Respecto al segundo objetivo relacionado con la generación de confianza en los procesos participativos y en sus beneficios posteriores, conviene decir que se trata de un proceso lento y delicado, que debe trabajarse y mimarse sobre bases como la información, la transparencia, el respeto a los tiempos ciudadanos e institucionales, el compromiso con la aplicación de criterios de calidad democrática en las experiencias participativas y sus objetivos, y el seguimiento y la evaluación compartida de sus resultados.

Para ello, las administraciones públicas, además de intentar gestionar los procesos de participación ciudadana con criterios de calidad democrática, tienen que poner sobre la mesa los temas que realmente tengan interés para la ciudadanía en los que no existan suficientes consensos políticos y sociales, en lugar de rehuirlos como, hasta ahora, ha venido siendo habitual. De lo contrario, se entenderá que la Administración no desea abordar los temas que preocupan a la ciudadanía y que utiliza la participación ciudadana como simple “fachada” democrática y lavado de imagen.

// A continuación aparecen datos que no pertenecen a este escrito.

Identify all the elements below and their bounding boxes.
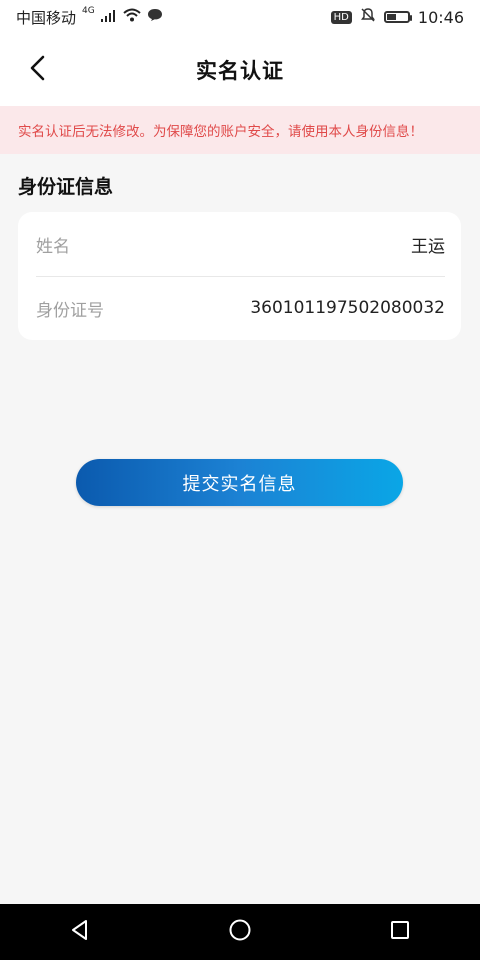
submit-button[interactable]: 提交实名信息 — [76, 459, 403, 506]
warning-text: 实名认证后无法修改。为保障您的账户安全，请使用本人身份信息！ — [18, 124, 423, 140]
system-nav-bar — [0, 904, 480, 960]
name-value[interactable]: 王运 — [411, 232, 445, 257]
nav-home-button[interactable] — [216, 908, 264, 956]
chevron-left-icon — [28, 55, 48, 85]
id-number-label: 身份证号 — [36, 300, 104, 321]
nav-back-button[interactable] — [56, 908, 104, 956]
status-right: HD 10:46 — [330, 7, 464, 27]
page-title: 实名认证 — [196, 59, 284, 83]
section-title: 身份证信息 — [18, 176, 114, 198]
app-header: 实名认证 — [0, 34, 480, 106]
name-label: 姓名 — [36, 236, 70, 257]
mute-bell-icon — [360, 7, 376, 27]
circle-home-icon — [228, 918, 252, 946]
status-left: 中国移动 4G — [16, 5, 163, 28]
submit-button-label: 提交实名信息 — [182, 473, 297, 495]
network-type: 4G — [82, 5, 95, 16]
battery-fill — [386, 14, 396, 20]
triangle-back-icon — [69, 919, 91, 945]
id-info-card: 姓名 王运 身份证号 360101197502080032 — [18, 212, 461, 340]
signal-icon — [100, 8, 117, 26]
id-number-value[interactable]: 360101197502080032 — [250, 298, 445, 318]
square-recent-icon — [389, 919, 411, 945]
status-bar: 中国移动 4G HD 10:46 — [0, 0, 480, 34]
id-number-row[interactable]: 身份证号 360101197502080032 — [18, 276, 461, 340]
message-icon — [147, 8, 163, 26]
wifi-icon — [123, 8, 141, 26]
battery-icon — [383, 11, 412, 23]
clock-time: 10:46 — [417, 7, 464, 27]
carrier-label: 中国移动 — [16, 8, 77, 27]
hd-badge: HD — [330, 10, 352, 24]
warning-banner: 实名认证后无法修改。为保障您的账户安全，请使用本人身份信息！ — [0, 106, 480, 154]
nav-recent-button[interactable] — [376, 908, 424, 956]
back-button[interactable] — [24, 55, 52, 85]
name-row[interactable]: 姓名 王运 — [18, 212, 461, 276]
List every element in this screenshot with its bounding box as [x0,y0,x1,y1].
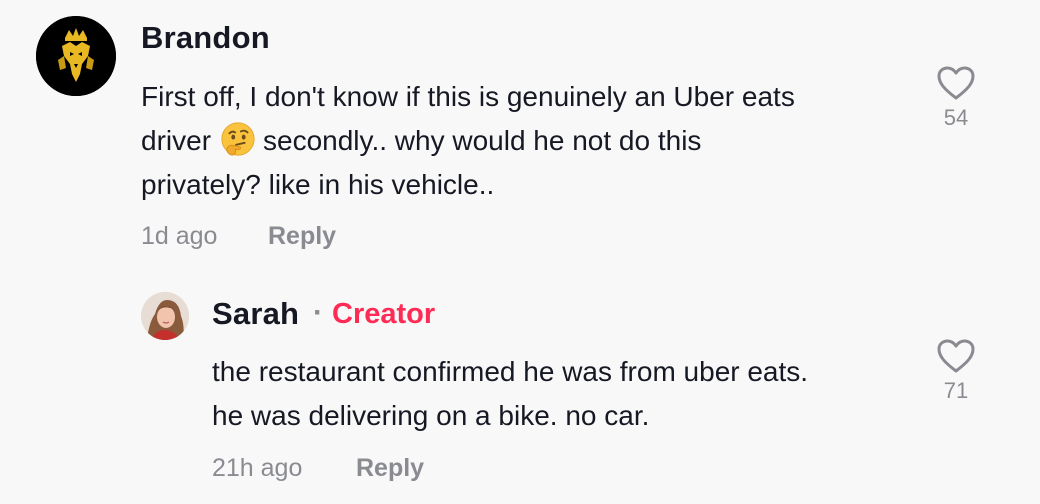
wolf-king-logo-icon [36,16,116,96]
timestamp: 1d ago [141,222,218,250]
reply-comment-item: Sarah · Creator the restaurant confirmed… [0,270,1040,504]
reply-button[interactable]: Reply [356,454,424,483]
like-count: 54 [943,105,969,130]
comment-item: Brandon First off, I don't know if this … [0,0,1040,270]
username[interactable]: Brandon [141,20,270,56]
comment-text: the restaurant confirmed he was from ube… [212,350,912,438]
like-control[interactable]: 54 [926,65,986,131]
like-control[interactable]: 71 [926,338,986,404]
like-count: 71 [943,378,969,403]
profile-photo-icon [141,292,189,340]
comment-line: driver [141,125,212,156]
avatar[interactable] [36,16,116,96]
heart-icon[interactable] [936,65,976,101]
comment-line: he was delivering on a bike. no car. [212,400,650,431]
username[interactable]: Sarah [212,296,299,332]
separator-dot: · [313,296,323,329]
thinking-face-emoji-icon [221,122,255,156]
comment-line: secondly.. why would he not do this [263,125,702,156]
creator-badge: Creator [332,298,436,330]
heart-icon[interactable] [936,338,976,374]
avatar[interactable] [141,292,189,340]
comment-line: First off, I don't know if this is genui… [141,81,795,112]
comment-line: privately? like in his vehicle.. [141,169,495,200]
timestamp: 21h ago [212,454,303,482]
comment-line-with-emoji: driver secondly.. why would he not do th… [141,119,901,163]
comment-line: the restaurant confirmed he was from ube… [212,356,809,387]
comment-text: First off, I don't know if this is genui… [141,75,901,207]
reply-button[interactable]: Reply [268,222,336,251]
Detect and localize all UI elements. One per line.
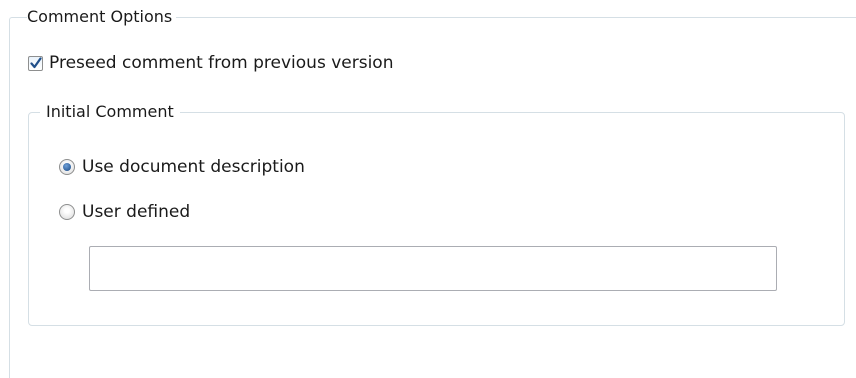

Con la participación ciudadana hay que conseguir que la ciudadanía entienda que es posible ser miembro activo de su sociedad; comprometerse con su funcionamiento y sentirse protagonista de la consolidación y desarrollo del Estado de Bienestar, así como entender que las decisiones públicas, aunque no se tomen pensando en las individualidades, tienen que ser respetadas y aplicadas para garantizar los intereses de la colectividad.

Desde este punto de vista, el mayor reto de las políticas públicas en estos momentos no se sitúa tanto en el plano de su solvencia técnica sino, sobre todo, en su calidad democrática.

Estamos, por lo tanto, hablando de la necesidad de establecer una nueva relación entre gobernantes y gobernados; de una nueva manera de abordar los asuntos colectivos y de una nueva manera de ejercer la política y las responsabilidades en el ámbito público.